The scope to which the spyware can capture data is staggering. According to the researchers, the spyware can access messages, calls and emails. It also can target third-party applications such as Gmail, Facebook, Skype and WhatsApp to steal all of the user data the apps contain. Worst of all, it was designed to live on after the initial data theft and survive Apple’s annual updates. However, the special iOS 9.3.5 update fixes the flaws the Pegasus malware exploited.

The trouble with the hack is that victims have no idea they’ve been compromised. In fact, the best exploits bring those users to pages that appear to be legitimate. However, an instant after the Pegasus malware is downloaded onto vulnerable devices, it can transfer data to the attackers without the device users ever knowing the difference.

According to most reports, Apple moved swiftly to address the issue. The company released iOS 9.3.5 on Thursday, Aug. 25, which means it took Apple about 10 days to fix the problem after being notified about it and make it so the malware no longer could access user content. That’s awfully fast, but it’s unclear how many iOS users have downloaded the patch so far.

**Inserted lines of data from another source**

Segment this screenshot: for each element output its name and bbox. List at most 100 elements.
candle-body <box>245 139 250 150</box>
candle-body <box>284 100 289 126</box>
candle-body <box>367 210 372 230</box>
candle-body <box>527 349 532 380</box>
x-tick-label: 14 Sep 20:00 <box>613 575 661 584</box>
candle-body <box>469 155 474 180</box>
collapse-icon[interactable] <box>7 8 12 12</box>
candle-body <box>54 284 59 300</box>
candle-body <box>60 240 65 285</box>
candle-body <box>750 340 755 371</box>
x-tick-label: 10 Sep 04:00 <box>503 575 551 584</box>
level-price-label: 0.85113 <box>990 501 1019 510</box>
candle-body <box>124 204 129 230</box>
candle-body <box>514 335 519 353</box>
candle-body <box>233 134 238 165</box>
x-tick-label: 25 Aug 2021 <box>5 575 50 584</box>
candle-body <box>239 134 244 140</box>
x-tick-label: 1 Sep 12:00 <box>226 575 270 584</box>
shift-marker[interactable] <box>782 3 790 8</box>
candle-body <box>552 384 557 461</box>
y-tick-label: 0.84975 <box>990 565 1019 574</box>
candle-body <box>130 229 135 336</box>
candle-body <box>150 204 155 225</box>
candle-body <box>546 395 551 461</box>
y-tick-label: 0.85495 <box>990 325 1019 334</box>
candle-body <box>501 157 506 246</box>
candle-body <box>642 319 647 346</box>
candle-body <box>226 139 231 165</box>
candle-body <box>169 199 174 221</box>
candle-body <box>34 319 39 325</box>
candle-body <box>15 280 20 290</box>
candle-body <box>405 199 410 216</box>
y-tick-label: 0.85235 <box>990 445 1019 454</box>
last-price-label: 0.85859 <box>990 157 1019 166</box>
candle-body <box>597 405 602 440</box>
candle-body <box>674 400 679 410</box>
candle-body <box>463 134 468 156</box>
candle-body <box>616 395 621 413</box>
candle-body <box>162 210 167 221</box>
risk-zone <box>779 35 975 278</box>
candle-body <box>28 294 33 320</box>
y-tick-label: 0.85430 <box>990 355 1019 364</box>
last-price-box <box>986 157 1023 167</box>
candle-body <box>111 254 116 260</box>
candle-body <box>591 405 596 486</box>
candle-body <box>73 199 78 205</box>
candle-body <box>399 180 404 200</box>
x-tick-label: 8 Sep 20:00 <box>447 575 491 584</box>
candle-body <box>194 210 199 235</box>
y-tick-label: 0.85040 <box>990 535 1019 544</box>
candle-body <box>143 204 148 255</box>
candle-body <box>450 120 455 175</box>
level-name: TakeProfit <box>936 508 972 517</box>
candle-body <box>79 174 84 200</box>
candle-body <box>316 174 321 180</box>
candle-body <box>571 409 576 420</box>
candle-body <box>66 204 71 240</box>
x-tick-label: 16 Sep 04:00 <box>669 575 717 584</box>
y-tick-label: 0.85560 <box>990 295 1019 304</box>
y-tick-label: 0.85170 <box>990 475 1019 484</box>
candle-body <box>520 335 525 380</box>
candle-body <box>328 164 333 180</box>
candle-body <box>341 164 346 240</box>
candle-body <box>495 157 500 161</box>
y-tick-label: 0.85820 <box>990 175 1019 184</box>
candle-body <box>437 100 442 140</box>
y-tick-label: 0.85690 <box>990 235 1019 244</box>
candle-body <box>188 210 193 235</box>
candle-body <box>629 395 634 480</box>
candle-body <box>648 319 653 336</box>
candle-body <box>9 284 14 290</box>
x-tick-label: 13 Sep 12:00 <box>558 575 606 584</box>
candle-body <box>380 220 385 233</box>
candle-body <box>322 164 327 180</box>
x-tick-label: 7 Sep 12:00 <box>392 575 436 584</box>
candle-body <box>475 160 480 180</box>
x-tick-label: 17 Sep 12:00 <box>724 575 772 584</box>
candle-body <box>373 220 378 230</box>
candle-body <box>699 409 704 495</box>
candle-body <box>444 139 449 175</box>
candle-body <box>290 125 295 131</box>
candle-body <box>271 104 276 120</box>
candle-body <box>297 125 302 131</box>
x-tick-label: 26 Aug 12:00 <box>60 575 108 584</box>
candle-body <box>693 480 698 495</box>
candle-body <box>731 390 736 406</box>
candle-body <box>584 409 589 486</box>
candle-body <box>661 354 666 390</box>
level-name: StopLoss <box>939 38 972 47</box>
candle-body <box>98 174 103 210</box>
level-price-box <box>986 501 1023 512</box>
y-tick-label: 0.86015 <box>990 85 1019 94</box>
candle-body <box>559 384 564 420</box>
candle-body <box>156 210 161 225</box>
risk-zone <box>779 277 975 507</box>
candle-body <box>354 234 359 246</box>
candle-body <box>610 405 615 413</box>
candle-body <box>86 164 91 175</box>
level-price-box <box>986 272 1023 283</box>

Interestingly, it’s not believed that Pegasus is a tool created by government hackers or individuals looking to scam users. Instead, Citizen Lab said it believes an Israel-based organization named NSO Group, which was acquired by U.S. company Francisco Partners Management in 2010, actually developed the spyware. Since then, the company has been selling the software to governments to help them hack other governments and individuals of interest, according to the report.

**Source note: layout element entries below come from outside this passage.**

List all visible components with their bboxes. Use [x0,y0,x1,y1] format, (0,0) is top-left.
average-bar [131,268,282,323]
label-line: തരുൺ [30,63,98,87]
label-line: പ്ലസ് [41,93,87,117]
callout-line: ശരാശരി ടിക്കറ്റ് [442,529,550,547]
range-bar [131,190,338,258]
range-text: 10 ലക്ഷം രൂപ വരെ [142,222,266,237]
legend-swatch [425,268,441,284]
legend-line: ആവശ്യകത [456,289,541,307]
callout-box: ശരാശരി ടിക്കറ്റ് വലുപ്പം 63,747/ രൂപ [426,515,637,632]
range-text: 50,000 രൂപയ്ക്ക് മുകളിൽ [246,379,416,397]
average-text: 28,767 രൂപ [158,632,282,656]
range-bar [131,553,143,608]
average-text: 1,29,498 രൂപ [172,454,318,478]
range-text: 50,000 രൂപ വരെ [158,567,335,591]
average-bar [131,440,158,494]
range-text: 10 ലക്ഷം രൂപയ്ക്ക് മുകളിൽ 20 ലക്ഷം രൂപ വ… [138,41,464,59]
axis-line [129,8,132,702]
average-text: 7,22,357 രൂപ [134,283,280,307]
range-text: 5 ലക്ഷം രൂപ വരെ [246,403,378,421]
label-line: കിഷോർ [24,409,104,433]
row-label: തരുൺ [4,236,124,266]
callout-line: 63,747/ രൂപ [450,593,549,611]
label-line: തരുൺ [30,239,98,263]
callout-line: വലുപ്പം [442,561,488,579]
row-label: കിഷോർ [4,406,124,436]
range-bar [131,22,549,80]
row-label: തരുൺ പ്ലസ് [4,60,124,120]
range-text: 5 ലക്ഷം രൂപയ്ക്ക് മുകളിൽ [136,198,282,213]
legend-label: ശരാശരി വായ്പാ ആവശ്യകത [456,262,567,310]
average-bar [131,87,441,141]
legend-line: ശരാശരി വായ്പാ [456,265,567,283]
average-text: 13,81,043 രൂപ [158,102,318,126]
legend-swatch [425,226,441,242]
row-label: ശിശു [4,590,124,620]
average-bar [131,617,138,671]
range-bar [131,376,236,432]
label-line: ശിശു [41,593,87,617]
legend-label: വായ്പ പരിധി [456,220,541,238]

Considering the software was developed several years ago and it can live on through software updates, it’s believed to have been living in the iOS ecosystem for years. In fact, Lookout believes that hackers have been using the tool since iOS 7 with great effect.

Apple hasn’t been too willing to chat about the security issues in iOS that allowed Pegasus to work so stealthily. However, Apple has encouraged users to install the update. Users can access the iOS 9.3.5 update by going to Settings, choosing “general” and then “software update.” This will enable them to download and install the update.

The Pegasus malware should once and for all dispel the myth that iOS is not very vulnerable to critical security flaws and malware exploits. It also should dispel the myth that Android is somehow more vulnerable to security flaws than iOS. Granted, Android’s reliance on carriers and device makers to push out updates remains a serious issue, but iOS is far from bullet-proof.